The differences are striking: he's athletic and tan and lean, proudly showing off his skatepark-earned scrapes as he sits in his room picking out Nirvana and Hendrix on his electric guitar. I was the opposite: pasty and chubby and uncoordinated, far more prone to contemplating the hit points of gelatinous cubes to doing anything resembling physical activity, unless it was re-reading the Hobbit for the umpteenth time. Had we been children at the same time, we would not have been likely to be friends, though I can't help thinking that I would have envied him just a bit. The apple didn't just fall far from the tree, but it looks disturbingly like some kind of exotic citrus.
What I need to remember -- and this gets harder to do as he gets closer to his teens -- is that he and I are artifacts of the last century. He is the only male child in the house, and the only of my children who was born in the twentieth century. When he's a grandparent, I'm sure he'll be looked upon with wonder by his own progeny, Old Grandpa born back when the years started with a nineteen. We need to stick together, us last-century guys. Of course, he's got this-century tastes, so we're planning to take in the latest Pixar romp, grab some smoothies and bunker in at the local video game swap shop, just two different kids from a different time, trying to reconnect and find a little common ground.
6 comments:
I took my kid to Wall-E too, but she's 2. However, the attitude has already kicked in.

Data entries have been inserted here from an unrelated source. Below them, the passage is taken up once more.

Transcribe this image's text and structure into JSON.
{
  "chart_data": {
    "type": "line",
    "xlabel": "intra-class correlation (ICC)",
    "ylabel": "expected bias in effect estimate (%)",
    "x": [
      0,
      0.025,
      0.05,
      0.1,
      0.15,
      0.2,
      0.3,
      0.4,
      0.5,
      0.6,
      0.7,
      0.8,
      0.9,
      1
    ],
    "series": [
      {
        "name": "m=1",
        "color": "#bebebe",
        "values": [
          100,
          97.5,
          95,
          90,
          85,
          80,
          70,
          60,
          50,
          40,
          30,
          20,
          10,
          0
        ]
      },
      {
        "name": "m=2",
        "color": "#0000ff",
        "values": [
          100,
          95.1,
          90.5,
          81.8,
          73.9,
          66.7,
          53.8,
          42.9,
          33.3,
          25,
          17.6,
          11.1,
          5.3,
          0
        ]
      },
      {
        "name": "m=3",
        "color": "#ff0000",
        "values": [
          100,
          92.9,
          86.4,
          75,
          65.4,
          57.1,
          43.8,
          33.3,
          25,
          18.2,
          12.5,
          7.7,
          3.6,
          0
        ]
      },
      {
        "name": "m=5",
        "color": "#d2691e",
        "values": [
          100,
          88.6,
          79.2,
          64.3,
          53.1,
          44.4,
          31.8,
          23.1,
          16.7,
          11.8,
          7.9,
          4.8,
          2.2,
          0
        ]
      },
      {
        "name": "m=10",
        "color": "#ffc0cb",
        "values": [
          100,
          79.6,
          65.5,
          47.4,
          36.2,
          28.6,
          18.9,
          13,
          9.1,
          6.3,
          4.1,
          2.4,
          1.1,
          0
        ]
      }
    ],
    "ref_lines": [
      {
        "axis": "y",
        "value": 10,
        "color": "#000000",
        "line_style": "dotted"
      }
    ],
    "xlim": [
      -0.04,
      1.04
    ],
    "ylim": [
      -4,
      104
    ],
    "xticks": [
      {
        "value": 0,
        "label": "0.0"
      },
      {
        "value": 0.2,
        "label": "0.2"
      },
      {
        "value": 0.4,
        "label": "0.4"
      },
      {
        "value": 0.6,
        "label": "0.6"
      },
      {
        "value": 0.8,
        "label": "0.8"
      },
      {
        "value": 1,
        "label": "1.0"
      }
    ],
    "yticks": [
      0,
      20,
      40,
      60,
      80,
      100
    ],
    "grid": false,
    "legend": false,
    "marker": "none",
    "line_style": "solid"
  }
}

I took my children (with their aunt, uncle and three cousins) to Wall-E as well. The older kids enjoyed it, but my three year old got bored about thirty-five minutes into the movie and, to avoid distraction for the other children and audience in general, we spent the last hour and fifteen minutes outside on the sidewalk. I had already seen what was going to be my favorite part by then - Wall-E's treasure trove of salvaged items.
My son and I are off to Boy Scout camp this week.
Well, the movie and weekend went fine and we did some reconnecting, which seems to have been shot all to crap with a fight this morning over his summer reading assignment. Sigh
My oldest brother's third youngest was haranguing my brother for a while on his failure to be a cool dad. None of the rest of us would have predicted that he should be the one to start that.
I really wonder what my daughter is going to think of me when she gets into double digits.
I think that, as a parent, I have really conflicting, almost opposite wishes for my kids. I want them to be different enough from me so that they don't have the same struggles I had growing up (who wants their kid to be a cripplingly introverted late-bloomer, lining up for his daily ass-kicking behind the gym?). But you also want your kids to be enough like you so that you can, you know, RELATE. It's a weird dichotomy, one I haven't yet reconciled.